For Joshua, it had been different; He had always loved Oya and felt similarities between the two of them. Knowing she was in the US made him happy because he knew that someone else than his sister, someone he considered family was back and in the business. He became very prolific as a hunter, just like his father and for the countless lives he saved, he built himself a solid reputation of an excellent hunter.. so why... why didn't he notice the monster that attacked him? Why did he let it mangle him to the point of his face being unrecognizable? Why didn't he defeat the creature like the others he did defeat? He didn't have an answer to this question. He wouldn't have an answer to this question. His soul was in purgatory, in between the world of the living and the world of the dead. All he knew was that he was living over and over again the moment he met Jessica, his fiancée but in this specific loop, she was dying over and over, leaving him crippled with anguish over her dead corpse. He couldn't hear his sister's voice calling him, asking him to come back to her. He couldn't hear the sad voice of doctors who didn't know if he was alive or dead and were hoping he would make it. All he knew was that Jessica was dead.

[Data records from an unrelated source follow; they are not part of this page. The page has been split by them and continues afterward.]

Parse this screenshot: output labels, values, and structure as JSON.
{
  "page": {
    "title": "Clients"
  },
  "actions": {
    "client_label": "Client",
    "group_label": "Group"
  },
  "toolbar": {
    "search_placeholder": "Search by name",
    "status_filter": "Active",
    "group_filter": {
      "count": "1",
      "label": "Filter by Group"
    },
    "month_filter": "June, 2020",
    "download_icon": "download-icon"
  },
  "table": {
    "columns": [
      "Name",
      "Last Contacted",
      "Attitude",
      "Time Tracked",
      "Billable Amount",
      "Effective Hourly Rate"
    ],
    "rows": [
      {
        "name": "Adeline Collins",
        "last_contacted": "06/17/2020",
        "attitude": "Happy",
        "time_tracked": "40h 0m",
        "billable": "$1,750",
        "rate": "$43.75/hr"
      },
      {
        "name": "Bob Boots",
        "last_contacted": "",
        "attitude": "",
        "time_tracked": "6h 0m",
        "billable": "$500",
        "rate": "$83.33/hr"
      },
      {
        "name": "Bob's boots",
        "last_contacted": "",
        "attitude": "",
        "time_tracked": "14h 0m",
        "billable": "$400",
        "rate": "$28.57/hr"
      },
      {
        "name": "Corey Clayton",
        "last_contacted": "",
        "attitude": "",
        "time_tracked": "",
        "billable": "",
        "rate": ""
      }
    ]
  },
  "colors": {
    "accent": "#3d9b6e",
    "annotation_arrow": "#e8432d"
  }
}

Sarah did not count the days that went between the moment she called Oya and the moment Oya told her she had just arrived in town. Relief overwhelmed the blonde who ran her hand through her messy locks. Oya was here and with her there would have some resolution. As far as she remembered, Oya always found a creative way to save them. She always found a way to protect them. It might seem ridiculous at this point when there was nothing left but despair, and yet, Sarah felt relieved. She knew that no matter what, Oya would find out WHO or WHAT attacked her brother and she would get rid of it She would avenge him if she couldn't save him and it was enough to soothe the aching soul of the blonde. What else could she do, if not wish for her brother's soul to find peace? She was hoping Joshua would either wake up or die but not remain in a coma. She was hoping Oya would do what she was unable to do: make them pay for what they did to the Thomas family. Oya came, after all, she came.